But what types of wearable devices will we see, and what formats will be successful?
The Google Glass is certainly a good candidate for the type that records what you see and overlays information into your visual field. The device is expected to be available to consumers in 2014.
"We’re looking for bold, creative individuals who want to join us and be a part of shaping the future of Glass… We’re still in the early stages, and while we can’t promise everything will be perfect, we can promise it will be exciting.”
As with most apps, we have to consider who the end user will be.
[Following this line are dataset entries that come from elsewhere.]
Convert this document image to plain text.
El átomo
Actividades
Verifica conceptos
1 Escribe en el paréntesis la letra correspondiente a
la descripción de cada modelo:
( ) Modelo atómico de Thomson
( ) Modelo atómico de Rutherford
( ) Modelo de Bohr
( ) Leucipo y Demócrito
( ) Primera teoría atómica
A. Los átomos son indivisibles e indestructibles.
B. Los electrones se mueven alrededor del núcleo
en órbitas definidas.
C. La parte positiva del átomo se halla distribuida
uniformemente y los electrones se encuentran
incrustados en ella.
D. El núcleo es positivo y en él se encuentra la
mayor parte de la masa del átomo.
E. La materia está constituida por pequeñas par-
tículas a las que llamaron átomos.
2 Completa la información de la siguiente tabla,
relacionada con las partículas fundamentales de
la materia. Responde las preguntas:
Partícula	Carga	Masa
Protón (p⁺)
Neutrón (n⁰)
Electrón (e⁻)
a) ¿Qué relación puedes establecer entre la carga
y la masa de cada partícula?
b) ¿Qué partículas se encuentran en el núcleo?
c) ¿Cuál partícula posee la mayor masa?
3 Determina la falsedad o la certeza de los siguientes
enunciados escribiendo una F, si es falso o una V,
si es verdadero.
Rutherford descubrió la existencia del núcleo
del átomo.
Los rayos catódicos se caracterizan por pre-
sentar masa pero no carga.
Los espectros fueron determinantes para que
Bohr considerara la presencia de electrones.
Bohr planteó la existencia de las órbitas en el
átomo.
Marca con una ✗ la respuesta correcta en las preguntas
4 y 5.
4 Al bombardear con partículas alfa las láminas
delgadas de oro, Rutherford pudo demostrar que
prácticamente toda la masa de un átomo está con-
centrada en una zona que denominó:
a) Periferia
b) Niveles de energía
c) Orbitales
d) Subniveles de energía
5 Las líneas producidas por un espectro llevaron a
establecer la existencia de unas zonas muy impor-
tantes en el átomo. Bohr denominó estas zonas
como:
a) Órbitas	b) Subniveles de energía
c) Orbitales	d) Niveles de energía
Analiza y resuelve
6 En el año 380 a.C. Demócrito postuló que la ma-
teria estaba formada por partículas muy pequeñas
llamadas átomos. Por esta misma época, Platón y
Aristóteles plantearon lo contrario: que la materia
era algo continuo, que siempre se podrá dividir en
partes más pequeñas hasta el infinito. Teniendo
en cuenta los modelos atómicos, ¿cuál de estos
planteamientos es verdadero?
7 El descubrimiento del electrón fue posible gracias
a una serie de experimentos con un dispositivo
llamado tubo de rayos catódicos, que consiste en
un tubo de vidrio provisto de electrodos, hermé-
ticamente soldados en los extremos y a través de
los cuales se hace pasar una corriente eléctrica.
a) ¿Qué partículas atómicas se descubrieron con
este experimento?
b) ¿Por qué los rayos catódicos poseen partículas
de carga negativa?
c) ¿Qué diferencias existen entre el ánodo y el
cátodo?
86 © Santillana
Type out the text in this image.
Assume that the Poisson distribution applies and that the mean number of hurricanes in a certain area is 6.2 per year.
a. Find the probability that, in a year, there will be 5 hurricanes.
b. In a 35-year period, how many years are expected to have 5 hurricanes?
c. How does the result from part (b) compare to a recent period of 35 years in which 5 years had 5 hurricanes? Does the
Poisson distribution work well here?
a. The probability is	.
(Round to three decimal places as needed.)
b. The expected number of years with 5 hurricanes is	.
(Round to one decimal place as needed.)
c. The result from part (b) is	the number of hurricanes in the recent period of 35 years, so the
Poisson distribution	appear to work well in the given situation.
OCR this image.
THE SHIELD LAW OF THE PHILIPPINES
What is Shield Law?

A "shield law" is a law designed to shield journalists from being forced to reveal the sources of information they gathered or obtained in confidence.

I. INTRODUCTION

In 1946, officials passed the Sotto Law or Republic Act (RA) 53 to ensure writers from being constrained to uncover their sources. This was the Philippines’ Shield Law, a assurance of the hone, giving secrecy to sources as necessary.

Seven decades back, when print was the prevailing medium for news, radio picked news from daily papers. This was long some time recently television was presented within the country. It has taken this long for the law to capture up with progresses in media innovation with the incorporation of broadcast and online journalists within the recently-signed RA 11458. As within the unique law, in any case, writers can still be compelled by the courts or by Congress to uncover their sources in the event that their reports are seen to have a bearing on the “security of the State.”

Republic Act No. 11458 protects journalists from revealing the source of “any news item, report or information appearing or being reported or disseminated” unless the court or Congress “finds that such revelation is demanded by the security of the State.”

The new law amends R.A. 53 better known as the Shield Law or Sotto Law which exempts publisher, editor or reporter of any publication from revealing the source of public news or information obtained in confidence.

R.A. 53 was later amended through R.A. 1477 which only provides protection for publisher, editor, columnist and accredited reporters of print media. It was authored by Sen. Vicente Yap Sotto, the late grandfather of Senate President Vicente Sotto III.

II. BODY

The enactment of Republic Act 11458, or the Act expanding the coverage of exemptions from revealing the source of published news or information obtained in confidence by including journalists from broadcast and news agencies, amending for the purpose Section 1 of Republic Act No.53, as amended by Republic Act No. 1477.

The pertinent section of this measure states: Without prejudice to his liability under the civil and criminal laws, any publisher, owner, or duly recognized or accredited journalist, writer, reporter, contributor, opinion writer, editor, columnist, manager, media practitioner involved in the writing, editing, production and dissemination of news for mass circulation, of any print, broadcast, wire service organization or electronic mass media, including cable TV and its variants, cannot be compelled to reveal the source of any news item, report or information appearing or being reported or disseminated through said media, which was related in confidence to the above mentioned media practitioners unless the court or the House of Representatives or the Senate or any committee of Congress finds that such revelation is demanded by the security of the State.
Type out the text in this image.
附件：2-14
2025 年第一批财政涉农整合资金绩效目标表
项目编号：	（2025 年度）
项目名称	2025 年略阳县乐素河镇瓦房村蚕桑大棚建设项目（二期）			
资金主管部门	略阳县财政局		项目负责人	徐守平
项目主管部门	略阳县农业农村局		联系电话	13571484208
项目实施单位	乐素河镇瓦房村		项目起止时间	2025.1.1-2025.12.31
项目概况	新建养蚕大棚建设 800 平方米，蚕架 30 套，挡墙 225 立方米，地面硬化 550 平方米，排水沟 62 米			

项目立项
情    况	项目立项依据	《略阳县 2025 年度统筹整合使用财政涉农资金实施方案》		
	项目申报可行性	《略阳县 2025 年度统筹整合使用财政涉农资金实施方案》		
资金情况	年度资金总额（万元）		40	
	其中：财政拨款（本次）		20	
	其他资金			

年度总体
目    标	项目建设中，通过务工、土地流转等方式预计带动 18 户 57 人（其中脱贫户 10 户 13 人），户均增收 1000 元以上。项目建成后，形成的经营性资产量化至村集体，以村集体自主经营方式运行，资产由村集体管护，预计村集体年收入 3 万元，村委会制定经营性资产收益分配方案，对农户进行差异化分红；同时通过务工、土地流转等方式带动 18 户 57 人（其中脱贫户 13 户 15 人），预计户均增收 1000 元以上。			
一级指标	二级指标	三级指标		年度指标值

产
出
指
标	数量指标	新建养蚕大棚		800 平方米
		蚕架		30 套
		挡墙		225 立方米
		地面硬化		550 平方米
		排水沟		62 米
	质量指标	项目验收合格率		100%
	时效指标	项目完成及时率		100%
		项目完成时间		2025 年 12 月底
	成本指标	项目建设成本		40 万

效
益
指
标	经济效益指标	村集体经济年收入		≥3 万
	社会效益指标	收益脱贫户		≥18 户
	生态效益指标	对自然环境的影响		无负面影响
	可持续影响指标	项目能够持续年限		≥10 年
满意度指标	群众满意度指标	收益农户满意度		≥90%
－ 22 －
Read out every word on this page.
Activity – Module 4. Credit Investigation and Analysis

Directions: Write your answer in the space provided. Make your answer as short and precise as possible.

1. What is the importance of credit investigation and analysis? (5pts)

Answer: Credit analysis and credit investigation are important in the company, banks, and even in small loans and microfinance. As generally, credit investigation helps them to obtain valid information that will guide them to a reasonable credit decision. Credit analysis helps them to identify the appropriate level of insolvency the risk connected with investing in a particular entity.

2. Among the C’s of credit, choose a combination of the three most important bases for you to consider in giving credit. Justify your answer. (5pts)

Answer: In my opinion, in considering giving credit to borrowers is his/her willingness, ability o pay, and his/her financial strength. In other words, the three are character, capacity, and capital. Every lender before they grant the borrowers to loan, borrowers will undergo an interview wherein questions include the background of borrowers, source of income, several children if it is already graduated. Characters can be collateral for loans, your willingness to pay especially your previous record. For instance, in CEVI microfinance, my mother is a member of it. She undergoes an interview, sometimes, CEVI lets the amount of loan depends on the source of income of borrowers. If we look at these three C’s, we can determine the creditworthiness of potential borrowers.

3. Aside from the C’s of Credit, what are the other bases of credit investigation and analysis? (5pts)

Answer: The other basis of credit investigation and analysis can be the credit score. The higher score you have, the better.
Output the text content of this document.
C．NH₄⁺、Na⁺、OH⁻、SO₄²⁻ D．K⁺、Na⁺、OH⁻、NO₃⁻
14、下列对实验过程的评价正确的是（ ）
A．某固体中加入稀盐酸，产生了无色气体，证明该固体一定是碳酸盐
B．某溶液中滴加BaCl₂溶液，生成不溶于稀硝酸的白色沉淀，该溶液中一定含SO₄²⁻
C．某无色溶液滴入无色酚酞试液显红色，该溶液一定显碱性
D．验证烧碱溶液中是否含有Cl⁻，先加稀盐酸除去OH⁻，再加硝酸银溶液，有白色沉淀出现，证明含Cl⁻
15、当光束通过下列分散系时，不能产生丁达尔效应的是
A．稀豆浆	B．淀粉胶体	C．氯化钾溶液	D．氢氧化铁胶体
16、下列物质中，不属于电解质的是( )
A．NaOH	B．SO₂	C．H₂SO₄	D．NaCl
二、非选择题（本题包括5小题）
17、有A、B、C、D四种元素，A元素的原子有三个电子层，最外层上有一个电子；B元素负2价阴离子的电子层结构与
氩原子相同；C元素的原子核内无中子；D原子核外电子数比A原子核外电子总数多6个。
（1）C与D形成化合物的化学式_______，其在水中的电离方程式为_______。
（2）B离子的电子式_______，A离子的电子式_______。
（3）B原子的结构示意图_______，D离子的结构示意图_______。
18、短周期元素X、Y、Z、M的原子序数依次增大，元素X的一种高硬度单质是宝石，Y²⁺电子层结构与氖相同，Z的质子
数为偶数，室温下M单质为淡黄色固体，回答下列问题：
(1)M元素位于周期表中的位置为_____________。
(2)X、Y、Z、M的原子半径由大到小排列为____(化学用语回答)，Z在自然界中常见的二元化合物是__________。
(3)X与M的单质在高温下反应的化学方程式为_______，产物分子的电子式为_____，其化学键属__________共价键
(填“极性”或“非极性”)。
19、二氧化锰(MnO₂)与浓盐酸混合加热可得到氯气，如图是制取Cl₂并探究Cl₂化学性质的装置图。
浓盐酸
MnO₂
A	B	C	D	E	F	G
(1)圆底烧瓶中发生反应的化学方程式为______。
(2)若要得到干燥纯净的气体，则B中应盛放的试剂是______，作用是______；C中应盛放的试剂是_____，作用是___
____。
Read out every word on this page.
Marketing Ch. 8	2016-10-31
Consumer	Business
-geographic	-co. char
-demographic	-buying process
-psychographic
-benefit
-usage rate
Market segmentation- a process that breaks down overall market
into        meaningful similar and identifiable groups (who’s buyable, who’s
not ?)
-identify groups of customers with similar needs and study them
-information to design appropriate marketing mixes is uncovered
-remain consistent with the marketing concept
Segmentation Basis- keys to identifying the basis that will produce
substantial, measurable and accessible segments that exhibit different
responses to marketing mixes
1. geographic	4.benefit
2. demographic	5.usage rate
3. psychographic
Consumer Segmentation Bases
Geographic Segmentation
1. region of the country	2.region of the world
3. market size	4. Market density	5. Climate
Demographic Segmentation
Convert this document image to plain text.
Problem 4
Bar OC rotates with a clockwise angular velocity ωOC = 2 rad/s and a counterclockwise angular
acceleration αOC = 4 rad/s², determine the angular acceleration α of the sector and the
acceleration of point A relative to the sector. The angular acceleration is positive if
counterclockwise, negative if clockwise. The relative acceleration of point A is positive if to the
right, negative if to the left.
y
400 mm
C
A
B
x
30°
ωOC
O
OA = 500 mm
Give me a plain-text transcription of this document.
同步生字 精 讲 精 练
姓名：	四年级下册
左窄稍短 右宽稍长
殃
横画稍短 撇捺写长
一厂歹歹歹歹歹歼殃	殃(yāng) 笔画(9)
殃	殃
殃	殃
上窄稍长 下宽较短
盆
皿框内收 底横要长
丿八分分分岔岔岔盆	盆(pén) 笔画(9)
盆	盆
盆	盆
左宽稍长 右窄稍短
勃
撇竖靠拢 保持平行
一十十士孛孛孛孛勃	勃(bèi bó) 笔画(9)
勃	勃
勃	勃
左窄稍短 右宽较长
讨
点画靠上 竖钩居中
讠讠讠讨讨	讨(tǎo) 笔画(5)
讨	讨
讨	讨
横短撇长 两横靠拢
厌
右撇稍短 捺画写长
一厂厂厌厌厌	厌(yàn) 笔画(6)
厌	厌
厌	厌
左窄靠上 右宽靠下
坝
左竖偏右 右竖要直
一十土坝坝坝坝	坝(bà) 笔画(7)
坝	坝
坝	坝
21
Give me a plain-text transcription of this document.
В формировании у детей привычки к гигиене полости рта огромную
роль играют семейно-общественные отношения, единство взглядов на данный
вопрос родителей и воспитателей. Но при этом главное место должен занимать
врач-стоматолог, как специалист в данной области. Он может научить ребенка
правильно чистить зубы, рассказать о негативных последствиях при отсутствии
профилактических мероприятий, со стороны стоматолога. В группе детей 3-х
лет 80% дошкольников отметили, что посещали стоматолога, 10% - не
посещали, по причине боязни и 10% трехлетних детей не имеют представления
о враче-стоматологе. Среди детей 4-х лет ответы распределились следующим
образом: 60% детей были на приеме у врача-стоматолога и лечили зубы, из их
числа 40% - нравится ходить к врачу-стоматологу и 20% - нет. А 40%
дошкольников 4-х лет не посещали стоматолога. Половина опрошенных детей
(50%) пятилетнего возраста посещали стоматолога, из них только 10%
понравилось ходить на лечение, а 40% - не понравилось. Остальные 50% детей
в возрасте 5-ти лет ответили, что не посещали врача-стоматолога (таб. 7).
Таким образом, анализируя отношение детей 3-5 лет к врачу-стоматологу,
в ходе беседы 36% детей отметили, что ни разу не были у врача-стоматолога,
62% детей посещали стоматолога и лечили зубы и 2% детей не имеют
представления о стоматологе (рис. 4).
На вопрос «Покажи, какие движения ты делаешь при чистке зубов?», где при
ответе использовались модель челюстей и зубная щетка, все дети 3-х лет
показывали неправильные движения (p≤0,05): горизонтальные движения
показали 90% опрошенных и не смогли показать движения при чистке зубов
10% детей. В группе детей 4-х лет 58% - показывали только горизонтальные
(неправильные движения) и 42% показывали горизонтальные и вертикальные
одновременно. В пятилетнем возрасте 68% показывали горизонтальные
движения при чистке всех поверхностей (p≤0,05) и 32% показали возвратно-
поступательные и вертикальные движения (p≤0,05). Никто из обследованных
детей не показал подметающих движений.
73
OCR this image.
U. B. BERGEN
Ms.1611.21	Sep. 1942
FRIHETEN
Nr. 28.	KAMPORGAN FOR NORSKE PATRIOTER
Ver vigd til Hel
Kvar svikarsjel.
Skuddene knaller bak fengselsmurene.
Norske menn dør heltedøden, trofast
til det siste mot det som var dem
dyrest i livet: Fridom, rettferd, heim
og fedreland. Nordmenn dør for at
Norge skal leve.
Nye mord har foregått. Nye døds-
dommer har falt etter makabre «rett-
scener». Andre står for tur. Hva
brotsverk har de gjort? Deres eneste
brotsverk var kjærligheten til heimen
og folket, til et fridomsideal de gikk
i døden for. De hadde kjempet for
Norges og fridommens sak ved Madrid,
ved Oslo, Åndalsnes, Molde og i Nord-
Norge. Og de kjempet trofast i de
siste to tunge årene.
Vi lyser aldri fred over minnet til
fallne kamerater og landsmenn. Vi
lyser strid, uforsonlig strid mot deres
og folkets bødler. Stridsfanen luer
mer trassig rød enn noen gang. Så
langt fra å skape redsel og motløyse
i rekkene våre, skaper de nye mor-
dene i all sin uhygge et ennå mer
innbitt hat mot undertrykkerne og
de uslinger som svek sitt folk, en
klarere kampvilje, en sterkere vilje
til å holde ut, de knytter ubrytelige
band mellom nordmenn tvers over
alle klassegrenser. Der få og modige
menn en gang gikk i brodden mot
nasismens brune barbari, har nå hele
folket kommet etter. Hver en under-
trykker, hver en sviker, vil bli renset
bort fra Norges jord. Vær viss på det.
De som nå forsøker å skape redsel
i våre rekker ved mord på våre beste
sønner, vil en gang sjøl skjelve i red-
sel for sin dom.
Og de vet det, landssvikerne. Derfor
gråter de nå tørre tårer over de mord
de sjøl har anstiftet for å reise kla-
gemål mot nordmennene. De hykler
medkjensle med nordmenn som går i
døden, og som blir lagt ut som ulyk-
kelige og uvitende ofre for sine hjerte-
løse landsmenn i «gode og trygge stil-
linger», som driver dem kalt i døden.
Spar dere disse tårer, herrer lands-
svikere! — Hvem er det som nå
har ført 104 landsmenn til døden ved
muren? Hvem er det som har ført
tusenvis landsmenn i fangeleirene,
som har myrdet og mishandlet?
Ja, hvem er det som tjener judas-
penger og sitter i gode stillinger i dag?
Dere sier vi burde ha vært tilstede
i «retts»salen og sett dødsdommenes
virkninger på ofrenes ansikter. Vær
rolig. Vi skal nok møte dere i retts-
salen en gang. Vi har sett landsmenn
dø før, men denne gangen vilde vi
It seems that healthcare workers, especially physicians, could benefit greatly.
Recently, Apple created a dedicated ‘Apps for Healthcare Professionals’ collection so you can get a sense of the applications that are available for smartphones and tablets:
Medical advances are happening so quickly that it is very hard for physicians to keep up to date. A ready reference source would be very helpful:
"Watson’s program, called “Interactive Care Insights for Oncology,” will produce answers to doctors’ queries in the same way Watson answered questions from contestants during its victorious run on Jeopardy!, by producing an extensively cross-referenced series of answers, and assigning a confidence score to each answer. It needs only seconds to comb through decades-long cancer treatment histories of 1,500 patients and suggest a treatment. From there, it’s up to the doctor to decide."